Foreign car firms say stink bug measures need work

Brown marmorated stink bug. Photo: Wikicommons .

The biosecurity rules intended to keep the stink bug pest out of New Zealand are ineffective and inconsistent, an international car shipping company says.

The Brown Marmorated Stink Bug, a crop pest that poses a significant biosecurity threat, could have a devastating effect on the fruit, vegetable and wine industries if it took hold in New Zealand.

With 127 ships, Scandinavia's Wallenius Wilhelmsen dominates global vehicle movements by ship, and its vessels have been among five turned away from New Zealand ports at huge cost after stink bugs were found.

The company's chief commercial officer, Simon White, says only 16 countries, classified as 'high risk,' have to have their goods treated for stink bug infestation before they could be shipped to New Zealand.

Simon says the criteria for defining a country as 'high risk' had also been not been clearly defined, and the regulations needed to be strengthened.

"We will of course make sure all of the cargo we are loading is in accordance with the regulations, and in fact we go over and above that," he says.

"The fact that stink bugs are still being found on cargo when it ultimately arrives in New Zealand, is to us a clear sign that the regulations as they stand today are not fully effective, and in that sense that more countries should be included in that regulation," he says.

Simon says unless regulations improve there would be a continued risk to the agricultural sector, as well as delays of cargo essential to the rest of the economy.

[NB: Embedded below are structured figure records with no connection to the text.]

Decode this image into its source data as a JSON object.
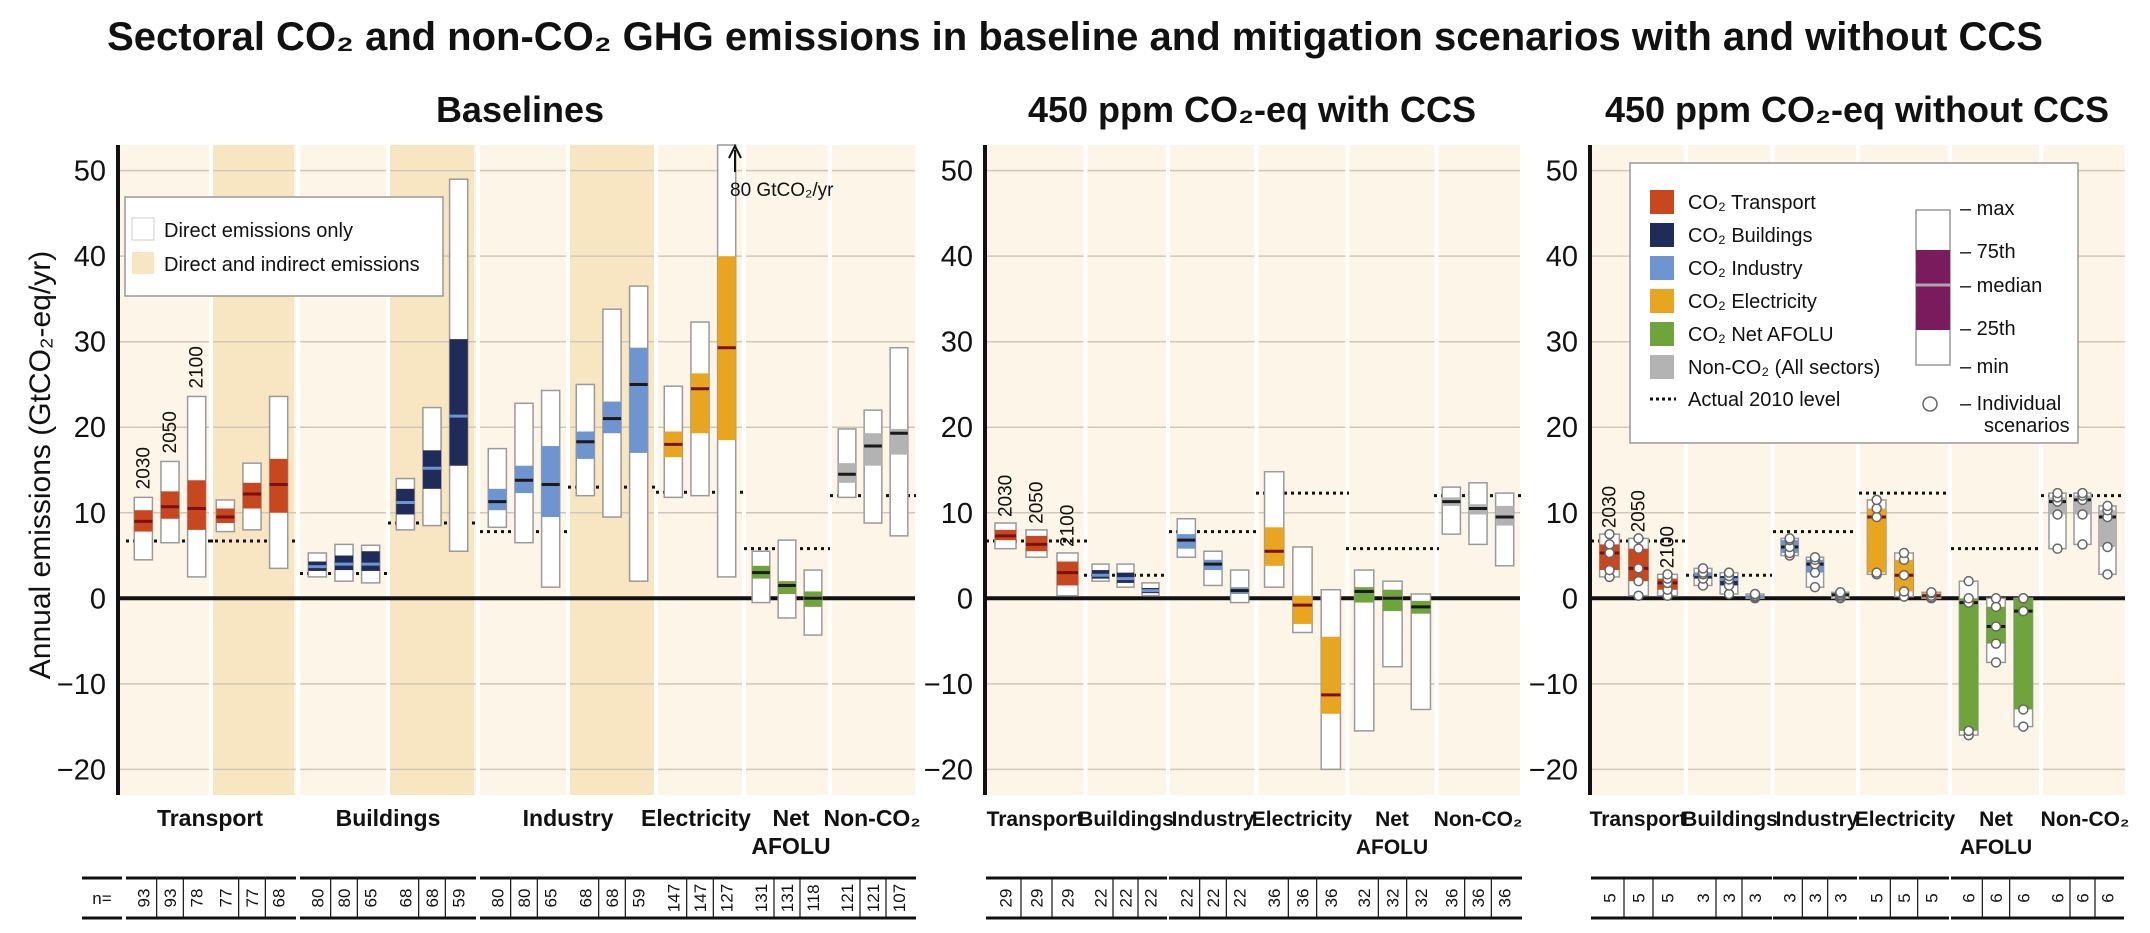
{
  "title": "Sectoral CO₂ and non-CO₂ GHG emissions in baseline and mitigation scenarios with and without CCS",
  "ylabel": "Annual emissions (GtCO₂-eq/yr)",
  "yticks": [
    50,
    40,
    30,
    20,
    10,
    0,
    -10,
    -20
  ],
  "n_prefix": "n=",
  "colors": {
    "transport": "#c8471e",
    "buildings": "#1f2c5a",
    "industry": "#6e95cf",
    "electricity": "#e8a51f",
    "afolu": "#6fa33b",
    "nonco2": "#b3b3b3",
    "background": "#fdf6e8",
    "indirect_band": "#f8e6c2",
    "median_dark": "#1a1a1a",
    "legend_iqr": "#7a1b5e"
  },
  "legend": {
    "items": [
      {
        "label": "CO₂ Transport",
        "key": "transport"
      },
      {
        "label": "CO₂ Buildings",
        "key": "buildings"
      },
      {
        "label": "CO₂ Industry",
        "key": "industry"
      },
      {
        "label": "CO₂ Electricity",
        "key": "electricity"
      },
      {
        "label": "CO₂ Net AFOLU",
        "key": "afolu"
      },
      {
        "label": "Non-CO₂ (All sectors)",
        "key": "nonco2"
      }
    ],
    "dotted_label": "Actual 2010 level",
    "stats": [
      "max",
      "75th",
      "median",
      "25th",
      "min"
    ],
    "scenarios_label_1": "Individual",
    "scenarios_label_2": "scenarios"
  },
  "baseline_legend": {
    "direct": "Direct emissions only",
    "indirect": "Direct and indirect emissions"
  },
  "annotation": "80 GtCO₂/yr",
  "chart_data": [
    {
      "type": "boxplot",
      "title": "Baselines",
      "ylim": [
        -23,
        53
      ],
      "years": [
        "2030",
        "2050",
        "2100"
      ],
      "groups": [
        {
          "sector": "Transport",
          "color": "transport",
          "band": "direct",
          "actual_2010": 6.7,
          "n": [
            93,
            93,
            78
          ],
          "boxes": [
            {
              "min": 4.5,
              "q1": 7.8,
              "median": 9.0,
              "q3": 10.3,
              "max": 11.8
            },
            {
              "min": 6.5,
              "q1": 9.3,
              "median": 10.7,
              "q3": 12.5,
              "max": 16.0
            },
            {
              "min": 2.5,
              "q1": 8.0,
              "median": 10.5,
              "q3": 13.8,
              "max": 23.6
            }
          ]
        },
        {
          "sector": "",
          "color": "transport",
          "band": "indirect",
          "actual_2010": 6.7,
          "n": [
            77,
            77,
            68
          ],
          "boxes": [
            {
              "min": 7.8,
              "q1": 8.8,
              "median": 9.5,
              "q3": 10.5,
              "max": 11.5
            },
            {
              "min": 8.0,
              "q1": 10.5,
              "median": 12.2,
              "q3": 13.5,
              "max": 15.8
            },
            {
              "min": 3.5,
              "q1": 10.0,
              "median": 13.3,
              "q3": 16.3,
              "max": 23.6
            }
          ]
        },
        {
          "sector": "Buildings",
          "color": "buildings",
          "band": "direct",
          "actual_2010": 2.9,
          "n": [
            80,
            80,
            65
          ],
          "boxes": [
            {
              "min": 2.5,
              "q1": 3.2,
              "median": 3.7,
              "q3": 4.3,
              "max": 5.3
            },
            {
              "min": 2.0,
              "q1": 3.3,
              "median": 4.0,
              "q3": 5.0,
              "max": 6.3
            },
            {
              "min": 1.8,
              "q1": 3.2,
              "median": 4.0,
              "q3": 5.5,
              "max": 6.2
            }
          ]
        },
        {
          "sector": "",
          "color": "buildings",
          "band": "indirect",
          "actual_2010": 8.8,
          "n": [
            68,
            68,
            59
          ],
          "boxes": [
            {
              "min": 8.0,
              "q1": 9.8,
              "median": 11.2,
              "q3": 12.8,
              "max": 14.0
            },
            {
              "min": 8.5,
              "q1": 12.8,
              "median": 15.2,
              "q3": 17.3,
              "max": 22.3
            },
            {
              "min": 5.5,
              "q1": 15.5,
              "median": 21.3,
              "q3": 30.3,
              "max": 49.0
            }
          ]
        },
        {
          "sector": "Industry",
          "color": "industry",
          "band": "direct",
          "actual_2010": 7.8,
          "n": [
            80,
            80,
            65
          ],
          "boxes": [
            {
              "min": 8.3,
              "q1": 10.3,
              "median": 11.3,
              "q3": 12.8,
              "max": 17.5
            },
            {
              "min": 6.5,
              "q1": 12.3,
              "median": 13.8,
              "q3": 15.5,
              "max": 22.8
            },
            {
              "min": 1.3,
              "q1": 9.5,
              "median": 13.3,
              "q3": 17.8,
              "max": 24.3
            }
          ]
        },
        {
          "sector": "",
          "color": "industry",
          "band": "indirect",
          "actual_2010": 13.0,
          "n": [
            68,
            68,
            59
          ],
          "boxes": [
            {
              "min": 12.0,
              "q1": 16.3,
              "median": 18.3,
              "q3": 19.5,
              "max": 25.0
            },
            {
              "min": 9.5,
              "q1": 19.3,
              "median": 21.0,
              "q3": 23.0,
              "max": 33.8
            },
            {
              "min": 2.0,
              "q1": 17.0,
              "median": 25.0,
              "q3": 29.3,
              "max": 36.5
            }
          ]
        },
        {
          "sector": "Electricity",
          "color": "electricity",
          "band": "direct",
          "actual_2010": 12.4,
          "n": [
            147,
            147,
            127
          ],
          "boxes": [
            {
              "min": 11.8,
              "q1": 16.5,
              "median": 18.0,
              "q3": 19.5,
              "max": 24.8
            },
            {
              "min": 12.0,
              "q1": 19.3,
              "median": 24.5,
              "q3": 26.3,
              "max": 32.3
            },
            {
              "min": 2.5,
              "q1": 18.5,
              "median": 29.3,
              "q3": 40.0,
              "max": 53
            }
          ]
        },
        {
          "sector": "Net AFOLU",
          "color": "afolu",
          "band": "direct",
          "actual_2010": 5.8,
          "n": [
            131,
            131,
            118
          ],
          "boxes": [
            {
              "min": -0.5,
              "q1": 2.3,
              "median": 3.0,
              "q3": 3.8,
              "max": 5.5
            },
            {
              "min": -2.3,
              "q1": 0.5,
              "median": 1.5,
              "q3": 2.0,
              "max": 6.8
            },
            {
              "min": -4.3,
              "q1": -1.0,
              "median": 0.0,
              "q3": 0.8,
              "max": 3.3
            }
          ]
        },
        {
          "sector": "Non-CO₂",
          "color": "nonco2",
          "band": "direct",
          "actual_2010": 12.0,
          "n": [
            121,
            121,
            107
          ],
          "boxes": [
            {
              "min": 11.8,
              "q1": 13.5,
              "median": 14.5,
              "q3": 15.8,
              "max": 19.8
            },
            {
              "min": 8.8,
              "q1": 15.5,
              "median": 17.8,
              "q3": 19.3,
              "max": 22.0
            },
            {
              "min": 7.3,
              "q1": 16.8,
              "median": 19.3,
              "q3": 19.8,
              "max": 29.3
            }
          ]
        }
      ]
    },
    {
      "type": "boxplot",
      "title": "450 ppm CO₂-eq with CCS",
      "ylim": [
        -23,
        53
      ],
      "years": [
        "2030",
        "2050",
        "2100"
      ],
      "groups": [
        {
          "sector": "Transport",
          "color": "transport",
          "band": "direct",
          "actual_2010": 6.7,
          "n": [
            29,
            29,
            29
          ],
          "boxes": [
            {
              "min": 5.8,
              "q1": 6.8,
              "median": 7.3,
              "q3": 8.0,
              "max": 8.8
            },
            {
              "min": 4.8,
              "q1": 5.5,
              "median": 6.3,
              "q3": 7.3,
              "max": 8.0
            },
            {
              "min": 0.3,
              "q1": 1.5,
              "median": 3.0,
              "q3": 4.3,
              "max": 5.3
            }
          ]
        },
        {
          "sector": "Buildings",
          "color": "buildings",
          "band": "direct",
          "actual_2010": 2.7,
          "n": [
            22,
            22,
            22
          ],
          "boxes": [
            {
              "min": 2.0,
              "q1": 2.3,
              "median": 2.7,
              "q3": 3.3,
              "max": 4.0
            },
            {
              "min": 1.3,
              "q1": 1.8,
              "median": 2.3,
              "q3": 3.0,
              "max": 4.0
            },
            {
              "min": 0.3,
              "q1": 0.6,
              "median": 0.9,
              "q3": 1.2,
              "max": 1.8
            }
          ]
        },
        {
          "sector": "Industry",
          "color": "industry",
          "band": "direct",
          "actual_2010": 7.8,
          "n": [
            22,
            22,
            22
          ],
          "boxes": [
            {
              "min": 4.8,
              "q1": 5.8,
              "median": 6.8,
              "q3": 7.5,
              "max": 9.3
            },
            {
              "min": 1.5,
              "q1": 3.3,
              "median": 4.0,
              "q3": 4.5,
              "max": 5.5
            },
            {
              "min": -0.5,
              "q1": 0.5,
              "median": 0.9,
              "q3": 1.3,
              "max": 3.3
            }
          ]
        },
        {
          "sector": "Electricity",
          "color": "electricity",
          "band": "direct",
          "actual_2010": 12.3,
          "n": [
            36,
            36,
            36
          ],
          "boxes": [
            {
              "min": 1.3,
              "q1": 3.8,
              "median": 5.5,
              "q3": 8.3,
              "max": 14.8
            },
            {
              "min": -4.0,
              "q1": -3.0,
              "median": -0.8,
              "q3": 0.3,
              "max": 6.0
            },
            {
              "min": -20.0,
              "q1": -13.5,
              "median": -11.3,
              "q3": -4.5,
              "max": 1.0
            }
          ]
        },
        {
          "sector": "Net AFOLU",
          "color": "afolu",
          "band": "direct",
          "actual_2010": 5.8,
          "n": [
            32,
            32,
            32
          ],
          "boxes": [
            {
              "min": -15.5,
              "q1": -0.5,
              "median": 0.8,
              "q3": 1.3,
              "max": 3.3
            },
            {
              "min": -8.0,
              "q1": -1.5,
              "median": 0.0,
              "q3": 1.0,
              "max": 2.0
            },
            {
              "min": -13.0,
              "q1": -1.8,
              "median": -1.0,
              "q3": -0.3,
              "max": 0.5
            }
          ]
        },
        {
          "sector": "Non-CO₂",
          "color": "nonco2",
          "band": "direct",
          "actual_2010": 12.0,
          "n": [
            36,
            36,
            36
          ],
          "boxes": [
            {
              "min": 7.5,
              "q1": 10.8,
              "median": 11.3,
              "q3": 11.8,
              "max": 13.0
            },
            {
              "min": 6.3,
              "q1": 9.8,
              "median": 10.5,
              "q3": 11.0,
              "max": 13.5
            },
            {
              "min": 3.8,
              "q1": 8.5,
              "median": 9.5,
              "q3": 10.8,
              "max": 12.3
            }
          ]
        }
      ]
    },
    {
      "type": "boxplot",
      "title": "450 ppm CO₂-eq without CCS",
      "ylim": [
        -23,
        53
      ],
      "years": [
        "2030",
        "2050",
        "2100"
      ],
      "groups": [
        {
          "sector": "Transport",
          "color": "transport",
          "band": "direct",
          "actual_2010": 6.7,
          "n": [
            5,
            5,
            5
          ],
          "boxes": [
            {
              "min": 2.5,
              "q1": 3.3,
              "median": 5.3,
              "q3": 6.3,
              "max": 7.5
            },
            {
              "min": 0.3,
              "q1": 2.0,
              "median": 3.5,
              "q3": 5.8,
              "max": 7.0
            },
            {
              "min": 0.3,
              "q1": 1.0,
              "median": 1.8,
              "q3": 2.3,
              "max": 2.8
            }
          ]
        },
        {
          "sector": "Buildings",
          "color": "buildings",
          "band": "direct",
          "actual_2010": 2.7,
          "n": [
            3,
            3,
            3
          ],
          "boxes": [
            {
              "min": 1.5,
              "q1": 2.3,
              "median": 2.8,
              "q3": 3.0,
              "max": 3.5
            },
            {
              "min": 0.5,
              "q1": 1.5,
              "median": 2.2,
              "q3": 2.6,
              "max": 3.0
            },
            {
              "min": 0.0,
              "q1": 0.1,
              "median": 0.2,
              "q3": 0.3,
              "max": 0.5
            }
          ]
        },
        {
          "sector": "Industry",
          "color": "industry",
          "band": "direct",
          "actual_2010": 7.8,
          "n": [
            3,
            3,
            3
          ],
          "boxes": [
            {
              "min": 5.0,
              "q1": 5.3,
              "median": 6.0,
              "q3": 6.8,
              "max": 7.0
            },
            {
              "min": 1.3,
              "q1": 3.0,
              "median": 4.0,
              "q3": 4.5,
              "max": 4.8
            },
            {
              "min": 0.0,
              "q1": 0.2,
              "median": 0.4,
              "q3": 0.6,
              "max": 0.7
            }
          ]
        },
        {
          "sector": "Electricity",
          "color": "electricity",
          "band": "direct",
          "actual_2010": 12.3,
          "n": [
            5,
            5,
            5
          ],
          "boxes": [
            {
              "min": 2.8,
              "q1": 3.0,
              "median": 9.5,
              "q3": 10.5,
              "max": 11.5
            },
            {
              "min": 0.2,
              "q1": 0.8,
              "median": 2.7,
              "q3": 4.5,
              "max": 5.3
            },
            {
              "min": 0.0,
              "q1": 0.1,
              "median": 0.3,
              "q3": 0.6,
              "max": 0.7
            }
          ]
        },
        {
          "sector": "Net AFOLU",
          "color": "afolu",
          "band": "direct",
          "actual_2010": 5.8,
          "n": [
            6,
            6,
            6
          ],
          "boxes": [
            {
              "min": -16.0,
              "q1": -15.5,
              "median": -0.5,
              "q3": 0.0,
              "max": 2.0
            },
            {
              "min": -7.5,
              "q1": -5.3,
              "median": -3.3,
              "q3": -1.0,
              "max": 0.0
            },
            {
              "min": -15.0,
              "q1": -13.0,
              "median": -1.5,
              "q3": 0.0,
              "max": 0.0
            }
          ]
        },
        {
          "sector": "Non-CO₂",
          "color": "nonco2",
          "band": "direct",
          "actual_2010": 12.0,
          "n": [
            6,
            6,
            6
          ],
          "boxes": [
            {
              "min": 5.8,
              "q1": 9.8,
              "median": 11.3,
              "q3": 11.8,
              "max": 12.3
            },
            {
              "min": 6.3,
              "q1": 9.8,
              "median": 11.5,
              "q3": 12.0,
              "max": 12.3
            },
            {
              "min": 2.8,
              "q1": 6.0,
              "median": 9.5,
              "q3": 10.3,
              "max": 10.8
            }
          ]
        }
      ]
    }
  ]
}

The Minister for Biosecurity, today visited biosecuirty staff in Tauranga who had been completing precautionary trapping work over the summer, after a lone male stink bug was detected in the area in December.

In a statement Damien O'Connor says he had asked Biosecurity NZ to investigate new ways of dealing with the increasing threat posed by the Brown Marmorated Stink Bug.

Damien says this included taking a fresh look at the facilities where containers of imported goods were initially emptied and checked for biosecurity risks.

"We will do what it takes to keep pests like the Brown Marmorated Stink Bug from establishing here," he says.